Rachel McKinnon (center), flanked by those who took second and third place.

As I said, I’m not really interested in the particulars of McKinnon’s case (or even in the question of trans-people in sports), but in the implications of the argument she has made with respect to it.  Specifically, I don’t see how McKinnon’s argument is not effectively a case against sports being sex-segregated at all. That is, I don’t see how the argument that invokes natural advantages/disadvantages within a sex as a relevant analogy to natural advantages/disadvantages between sexes can only apply to trans people.  If the argument is a reason to think that Rachel McKinnon should be able to compete against female cyclists, then I don’t see why it isn’t also a reason to think that Rafael Nadal should be able to compete against female tennis players.  McKinnon’s argument that one should limit this to trans-women, because they are women – she points out that all of her legal documents have her down as a woman – is easily ignored, insofar as sports are sex-segregated, not gender-segregated.  And the argument that trans athletes are a special case, because the hormone treatment they receive renders them weaker/stronger than their non-trans sex-counterparts also seems unavailable, given the argument we have been discussing. (It is worth noting that McKinnon opposes testosterone limits on trans-women athletes. (2))

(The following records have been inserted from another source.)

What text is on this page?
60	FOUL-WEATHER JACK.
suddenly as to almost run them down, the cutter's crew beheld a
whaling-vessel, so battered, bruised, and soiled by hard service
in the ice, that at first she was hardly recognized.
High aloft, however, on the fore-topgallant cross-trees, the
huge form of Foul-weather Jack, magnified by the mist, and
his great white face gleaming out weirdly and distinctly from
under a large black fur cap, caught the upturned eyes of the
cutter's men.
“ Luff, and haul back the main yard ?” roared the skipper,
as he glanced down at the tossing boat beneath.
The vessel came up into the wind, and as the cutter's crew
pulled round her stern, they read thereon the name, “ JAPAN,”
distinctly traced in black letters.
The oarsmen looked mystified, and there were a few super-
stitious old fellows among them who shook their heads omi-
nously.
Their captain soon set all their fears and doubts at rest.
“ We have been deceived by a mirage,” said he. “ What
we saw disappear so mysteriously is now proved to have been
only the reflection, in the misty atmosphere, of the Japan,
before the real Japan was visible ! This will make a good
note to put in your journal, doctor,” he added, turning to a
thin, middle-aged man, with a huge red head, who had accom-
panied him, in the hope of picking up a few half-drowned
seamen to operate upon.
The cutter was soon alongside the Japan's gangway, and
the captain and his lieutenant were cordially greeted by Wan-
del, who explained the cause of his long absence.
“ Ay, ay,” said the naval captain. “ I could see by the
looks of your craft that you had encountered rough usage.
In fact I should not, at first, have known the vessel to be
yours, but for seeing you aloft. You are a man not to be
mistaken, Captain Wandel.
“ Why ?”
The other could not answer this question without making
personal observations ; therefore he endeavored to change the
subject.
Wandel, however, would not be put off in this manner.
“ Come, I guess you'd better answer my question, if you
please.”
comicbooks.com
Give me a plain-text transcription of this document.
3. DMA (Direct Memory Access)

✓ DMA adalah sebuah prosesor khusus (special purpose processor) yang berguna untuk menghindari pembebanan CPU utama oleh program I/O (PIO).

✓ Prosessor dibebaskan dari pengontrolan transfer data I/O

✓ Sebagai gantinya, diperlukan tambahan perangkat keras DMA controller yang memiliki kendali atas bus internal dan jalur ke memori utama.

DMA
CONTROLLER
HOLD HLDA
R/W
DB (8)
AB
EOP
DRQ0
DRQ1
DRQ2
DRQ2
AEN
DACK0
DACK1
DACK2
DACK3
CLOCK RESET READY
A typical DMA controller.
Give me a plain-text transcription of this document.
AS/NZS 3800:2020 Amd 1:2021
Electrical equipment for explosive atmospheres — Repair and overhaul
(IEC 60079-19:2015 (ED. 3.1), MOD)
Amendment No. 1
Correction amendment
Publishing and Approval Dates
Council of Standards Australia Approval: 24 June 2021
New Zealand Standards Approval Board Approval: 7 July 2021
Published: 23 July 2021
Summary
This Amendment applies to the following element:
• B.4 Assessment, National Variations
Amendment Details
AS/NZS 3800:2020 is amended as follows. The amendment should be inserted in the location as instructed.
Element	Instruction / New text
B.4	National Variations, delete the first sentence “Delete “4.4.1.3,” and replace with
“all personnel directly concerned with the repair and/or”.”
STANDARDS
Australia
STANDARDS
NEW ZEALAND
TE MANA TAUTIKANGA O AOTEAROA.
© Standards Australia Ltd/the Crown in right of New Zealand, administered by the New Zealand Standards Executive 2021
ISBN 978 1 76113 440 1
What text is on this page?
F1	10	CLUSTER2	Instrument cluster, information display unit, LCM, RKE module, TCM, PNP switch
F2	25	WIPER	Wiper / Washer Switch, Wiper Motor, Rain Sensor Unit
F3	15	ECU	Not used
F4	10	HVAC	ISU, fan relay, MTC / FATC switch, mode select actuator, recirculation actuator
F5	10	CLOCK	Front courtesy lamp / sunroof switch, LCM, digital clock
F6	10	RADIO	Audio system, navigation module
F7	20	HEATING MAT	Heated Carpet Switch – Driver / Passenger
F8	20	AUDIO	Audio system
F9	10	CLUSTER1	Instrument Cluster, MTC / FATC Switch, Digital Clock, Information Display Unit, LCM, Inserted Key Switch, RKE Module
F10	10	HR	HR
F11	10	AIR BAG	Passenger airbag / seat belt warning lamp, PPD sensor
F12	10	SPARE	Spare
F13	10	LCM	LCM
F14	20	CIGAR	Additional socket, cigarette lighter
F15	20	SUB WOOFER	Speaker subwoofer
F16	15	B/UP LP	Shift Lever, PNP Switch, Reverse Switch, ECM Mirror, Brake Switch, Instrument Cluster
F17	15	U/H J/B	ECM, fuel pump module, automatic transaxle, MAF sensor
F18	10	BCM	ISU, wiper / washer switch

It seems clear that the elimination of sex segregation in sports would mean that women could pretty much forget about ever being athletically competitive to any significant degree again.  Not too long ago, John McEnroe made the case that as good a tennis player as Serena Williams is, she wouldn’t rank much better than around 500 in the world if she had to compete with the men.  (Others have suggested she would rank even lower.)  And Williams herself has admitted that against top male players, she wouldn’t stand a chance; that the men’s and women’s games are fundamentally different because of the physical differences between males and females.

For a visceral confirmation of this point, consider the following, in which we watch male professional tennis players serving against female professional tennis players.

Surely there are men whom these women could beat, just as there clearly are men whom, say, former UFC champion, Ronda Rousey could beat up.  But that really isn’t the point is it?  No one in their right mind would suggest that Serena Williams should have to face Rafa at the French Open or that Ronda Rousey should have to face Conor MacGregor in the ring.

Or perhaps they would.  More and more, the current arguments being made by gender-identity activists seem to be pointed in the direction of eliminating sex segregation altogether, across our society.  Certainly, that is the direction the arguments have taken in the UK (see the ongoing battle over the Gender Recognition Act, in which my friend and colleague Kathleen Stock has been involved).  This greatly disturbs me, as I believe that there are very good reasons for maintaining sex-segregated prisons, shelters, and yes, sports.  Undoubtedly, it is a complicated question, as my Provocations piece on bathrooms indicates (and over which I remain somewhat conflicted, given the arguments being made by gender-critical feminists), but the speed at which this is all developing and the ferocity with which the gender-over-sex case is being made seems to suggest that for gender-identity activists, it’s not complicated at all.



(2) From USA Today:

Jillian Bearden and Rachel McKinnon have much in common as cyclists, Olympic hopefuls and transgender women — and much in conflict as opposite poles of an intractable argument over how to balance what’s fair with what’s right.

Bearden agrees with the International Olympic Committee that naturally occurring testosterone gives transgender women an unfair advantage in competition against cisgender women, meaning women who were born female, while McKinnon believes subjecting trans women to testosterone blocking violates their human rights.


  1. Spotted this today

    Really sweet story.

    Third grade transitioner – what happens in five years or so when puberty kicks in? Will it be fair on the female team mates to be playing against a male? Or is that trans child going to be put on a life-time cocktail of hormone-adjusting drugs?

    This doesn’t sit well with me. Let him be the feminine boy he is.